MOBILE APP DESIGN CONCEPT
The Clipper Card mobile app is an easy way for San Francisco Bay Area commuters to manage their Clipper transit system accounts. With it, riders can sign up for a new card or link their existing card, view available balance, add money and monthly passes, manage payment methods, setup automatic payments, view account activity, and use their phone in place of a card to tag into bus, train, and ferry systems.
The project was completed in a two week design sprint as student work while in the UXDI program at General Assembly.
Defining the Project
For this project, I worked with a team of three other designers to identify and address issues that could improve public transportation in the Bay Area. With a daily ridership of over a million people, this presented a great opportunity to make a meaningful difference. Through the process, I sought to develop a better understanding of who the riders were, how they interacted with the system, and what common challenges they faced. The ultimate goal was to design a product that would encourage ridership by improving the public transit user experience.

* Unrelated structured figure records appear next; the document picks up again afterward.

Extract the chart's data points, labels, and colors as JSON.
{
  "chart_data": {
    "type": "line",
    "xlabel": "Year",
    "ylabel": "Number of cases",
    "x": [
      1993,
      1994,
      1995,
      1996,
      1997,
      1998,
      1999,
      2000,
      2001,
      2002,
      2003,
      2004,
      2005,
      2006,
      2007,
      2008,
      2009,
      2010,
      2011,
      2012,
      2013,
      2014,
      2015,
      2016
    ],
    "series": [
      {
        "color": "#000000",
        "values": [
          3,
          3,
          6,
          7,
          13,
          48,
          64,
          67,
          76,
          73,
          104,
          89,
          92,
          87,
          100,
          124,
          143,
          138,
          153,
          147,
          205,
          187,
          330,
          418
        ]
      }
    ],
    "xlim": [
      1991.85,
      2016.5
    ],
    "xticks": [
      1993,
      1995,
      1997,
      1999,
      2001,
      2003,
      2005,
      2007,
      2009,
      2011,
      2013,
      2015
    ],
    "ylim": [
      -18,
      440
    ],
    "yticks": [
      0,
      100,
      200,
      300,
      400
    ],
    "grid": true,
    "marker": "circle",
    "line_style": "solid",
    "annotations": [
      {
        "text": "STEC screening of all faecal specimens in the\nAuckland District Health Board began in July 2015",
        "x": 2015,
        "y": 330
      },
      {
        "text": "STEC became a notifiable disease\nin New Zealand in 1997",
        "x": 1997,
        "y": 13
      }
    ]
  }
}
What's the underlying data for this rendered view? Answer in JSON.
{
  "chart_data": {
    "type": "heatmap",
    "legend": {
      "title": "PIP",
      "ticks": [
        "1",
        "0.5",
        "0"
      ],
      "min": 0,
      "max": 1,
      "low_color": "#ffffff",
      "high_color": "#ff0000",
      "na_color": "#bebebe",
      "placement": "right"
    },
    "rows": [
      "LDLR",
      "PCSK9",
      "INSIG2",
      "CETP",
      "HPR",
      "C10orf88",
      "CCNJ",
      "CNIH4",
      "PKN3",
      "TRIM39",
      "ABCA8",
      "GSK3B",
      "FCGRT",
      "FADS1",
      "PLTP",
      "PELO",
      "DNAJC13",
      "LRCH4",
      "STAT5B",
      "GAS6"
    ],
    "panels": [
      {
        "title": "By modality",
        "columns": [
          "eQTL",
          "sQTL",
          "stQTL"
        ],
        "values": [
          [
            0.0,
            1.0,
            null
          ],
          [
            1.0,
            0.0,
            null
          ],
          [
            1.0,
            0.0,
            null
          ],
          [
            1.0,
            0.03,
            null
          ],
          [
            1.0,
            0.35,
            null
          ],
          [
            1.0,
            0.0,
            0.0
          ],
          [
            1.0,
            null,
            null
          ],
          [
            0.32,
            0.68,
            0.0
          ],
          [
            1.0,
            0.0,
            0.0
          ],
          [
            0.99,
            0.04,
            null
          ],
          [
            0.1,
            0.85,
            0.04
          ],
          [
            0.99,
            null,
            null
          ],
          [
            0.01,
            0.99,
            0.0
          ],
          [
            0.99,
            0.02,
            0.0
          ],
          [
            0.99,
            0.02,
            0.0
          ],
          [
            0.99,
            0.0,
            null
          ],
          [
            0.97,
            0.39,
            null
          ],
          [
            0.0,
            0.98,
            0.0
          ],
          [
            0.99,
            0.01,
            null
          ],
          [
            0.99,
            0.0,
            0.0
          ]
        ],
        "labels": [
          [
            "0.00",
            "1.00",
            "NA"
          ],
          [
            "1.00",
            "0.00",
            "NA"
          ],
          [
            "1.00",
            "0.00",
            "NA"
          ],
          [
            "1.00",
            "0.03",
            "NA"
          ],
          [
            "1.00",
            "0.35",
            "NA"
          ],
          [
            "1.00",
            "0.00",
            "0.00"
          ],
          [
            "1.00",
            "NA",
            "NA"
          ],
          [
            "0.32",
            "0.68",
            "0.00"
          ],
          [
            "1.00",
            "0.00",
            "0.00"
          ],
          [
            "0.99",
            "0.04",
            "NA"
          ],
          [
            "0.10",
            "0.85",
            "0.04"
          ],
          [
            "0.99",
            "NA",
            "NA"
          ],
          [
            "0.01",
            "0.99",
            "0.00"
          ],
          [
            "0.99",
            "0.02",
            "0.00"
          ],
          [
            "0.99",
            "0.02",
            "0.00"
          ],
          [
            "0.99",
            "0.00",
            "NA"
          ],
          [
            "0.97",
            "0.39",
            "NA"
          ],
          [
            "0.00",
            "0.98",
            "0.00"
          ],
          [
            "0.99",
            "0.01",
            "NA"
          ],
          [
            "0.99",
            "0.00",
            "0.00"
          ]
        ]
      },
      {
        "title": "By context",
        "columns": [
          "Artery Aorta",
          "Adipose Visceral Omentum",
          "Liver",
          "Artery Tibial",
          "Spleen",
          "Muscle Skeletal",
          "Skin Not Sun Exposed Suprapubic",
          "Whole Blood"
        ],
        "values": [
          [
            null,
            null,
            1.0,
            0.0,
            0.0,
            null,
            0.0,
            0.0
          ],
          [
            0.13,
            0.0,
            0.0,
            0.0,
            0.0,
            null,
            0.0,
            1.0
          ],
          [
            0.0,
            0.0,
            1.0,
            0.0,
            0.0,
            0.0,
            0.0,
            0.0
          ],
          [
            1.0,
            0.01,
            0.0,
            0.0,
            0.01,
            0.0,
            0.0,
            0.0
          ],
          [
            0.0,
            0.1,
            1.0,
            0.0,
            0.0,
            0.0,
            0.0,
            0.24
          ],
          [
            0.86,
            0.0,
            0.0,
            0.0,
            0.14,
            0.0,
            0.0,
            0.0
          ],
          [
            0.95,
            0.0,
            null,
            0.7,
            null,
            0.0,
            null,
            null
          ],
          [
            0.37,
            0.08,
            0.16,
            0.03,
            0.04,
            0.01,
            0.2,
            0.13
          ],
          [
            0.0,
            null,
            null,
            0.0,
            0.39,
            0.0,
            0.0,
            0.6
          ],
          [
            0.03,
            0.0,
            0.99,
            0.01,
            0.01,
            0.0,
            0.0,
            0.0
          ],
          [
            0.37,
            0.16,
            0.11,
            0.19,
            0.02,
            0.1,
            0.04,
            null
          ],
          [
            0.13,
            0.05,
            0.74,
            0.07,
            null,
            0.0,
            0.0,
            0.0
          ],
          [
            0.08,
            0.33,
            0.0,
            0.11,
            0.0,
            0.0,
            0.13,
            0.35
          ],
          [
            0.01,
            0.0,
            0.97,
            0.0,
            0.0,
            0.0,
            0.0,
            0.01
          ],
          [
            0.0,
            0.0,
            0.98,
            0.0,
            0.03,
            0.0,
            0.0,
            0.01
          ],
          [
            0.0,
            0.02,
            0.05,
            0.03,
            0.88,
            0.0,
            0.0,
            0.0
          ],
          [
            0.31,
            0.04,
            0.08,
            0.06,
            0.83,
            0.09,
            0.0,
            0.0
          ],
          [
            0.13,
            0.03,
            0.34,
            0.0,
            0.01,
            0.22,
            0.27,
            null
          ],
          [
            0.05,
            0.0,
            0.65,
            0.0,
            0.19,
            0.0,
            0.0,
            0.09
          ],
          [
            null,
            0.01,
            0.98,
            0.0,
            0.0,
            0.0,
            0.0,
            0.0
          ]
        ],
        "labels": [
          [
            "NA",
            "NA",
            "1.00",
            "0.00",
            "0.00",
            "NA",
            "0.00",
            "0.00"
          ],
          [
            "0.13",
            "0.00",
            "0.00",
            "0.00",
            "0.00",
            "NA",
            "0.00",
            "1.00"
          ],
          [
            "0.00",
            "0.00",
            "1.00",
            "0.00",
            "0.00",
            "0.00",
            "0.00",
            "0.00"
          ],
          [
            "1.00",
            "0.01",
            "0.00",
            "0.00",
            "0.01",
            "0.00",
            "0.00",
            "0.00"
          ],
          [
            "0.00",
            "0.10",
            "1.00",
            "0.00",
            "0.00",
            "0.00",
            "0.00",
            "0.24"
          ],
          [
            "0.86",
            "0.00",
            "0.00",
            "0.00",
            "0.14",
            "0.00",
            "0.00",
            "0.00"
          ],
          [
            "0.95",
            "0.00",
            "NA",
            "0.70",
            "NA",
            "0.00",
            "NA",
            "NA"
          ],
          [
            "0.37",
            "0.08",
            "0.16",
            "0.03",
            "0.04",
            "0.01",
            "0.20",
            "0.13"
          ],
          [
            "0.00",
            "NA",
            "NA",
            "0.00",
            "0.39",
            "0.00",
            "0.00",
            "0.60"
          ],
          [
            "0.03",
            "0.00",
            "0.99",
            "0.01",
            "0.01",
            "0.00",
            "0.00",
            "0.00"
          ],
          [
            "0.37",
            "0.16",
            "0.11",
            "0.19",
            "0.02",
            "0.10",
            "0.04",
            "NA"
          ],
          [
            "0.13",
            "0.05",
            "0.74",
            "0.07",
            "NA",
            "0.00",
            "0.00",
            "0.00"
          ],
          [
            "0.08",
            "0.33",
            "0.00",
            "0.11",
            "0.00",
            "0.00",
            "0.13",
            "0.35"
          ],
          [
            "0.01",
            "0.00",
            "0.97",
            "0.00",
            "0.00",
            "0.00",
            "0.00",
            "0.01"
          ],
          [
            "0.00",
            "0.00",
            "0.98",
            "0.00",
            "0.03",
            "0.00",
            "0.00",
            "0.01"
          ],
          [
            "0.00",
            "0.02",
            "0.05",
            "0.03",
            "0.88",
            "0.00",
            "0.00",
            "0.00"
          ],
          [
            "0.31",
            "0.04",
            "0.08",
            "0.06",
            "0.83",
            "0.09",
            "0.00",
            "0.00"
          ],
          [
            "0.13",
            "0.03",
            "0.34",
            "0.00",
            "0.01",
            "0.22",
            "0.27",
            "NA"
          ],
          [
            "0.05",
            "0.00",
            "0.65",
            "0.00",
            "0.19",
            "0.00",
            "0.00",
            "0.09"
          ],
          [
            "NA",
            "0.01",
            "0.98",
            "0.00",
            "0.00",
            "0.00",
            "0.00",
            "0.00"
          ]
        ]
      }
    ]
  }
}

Our team started with a brainstorming session to consider potential problems facing riders and created an affinity map that identified scheduling, delays, payment, navigation and crowds as key areas to focus our attention. We designed a survey to get feedback from users and develop an understanding of rider behavior.
The survey results clearly showed that most of our users were commuters who had been riding for over a year and use Clipper Cards to pay for their trips. The surprising thing we found when interviewing was that a lot of people weren't aware of Clipper's most convenient features. Instead of setting up automatic payments or using the website to add value, they were using add fare machines in BART stations or taking their cards into local stores to be refilled.
The strategy for solving this problem was to create a mobile application that would allow people to manage their account balance, setup automatic payments, or sign up for a new digital Clipper Card and use their phones instead of a physical card. We worked together to figure out what the initial user flow would look like, then I built a quick and dirty prototype so we could start testing with users as quickly as possible.
User testing gave good initial insights into what worked and what didn't with the prototype. A few of the steps in the sign up process were also confusing and we looked at how we could streamline the signup flow as much as possible. I designed a new series of pages and built a prototype for the next round of testing.
The Final Product
We were really happy with the final result of our design process. The concept resonated with people and nearly everyone who saw the prototype said they would love to see this app be built.
The most important takeaway I had from this project was to get something built and start testing with users as soon as possible. Our initial prototype was very basic, with simple text, boxes and icons representing the ideas we wanted to include but receiving feedback so early gave us a much stronger sense of direction going forward.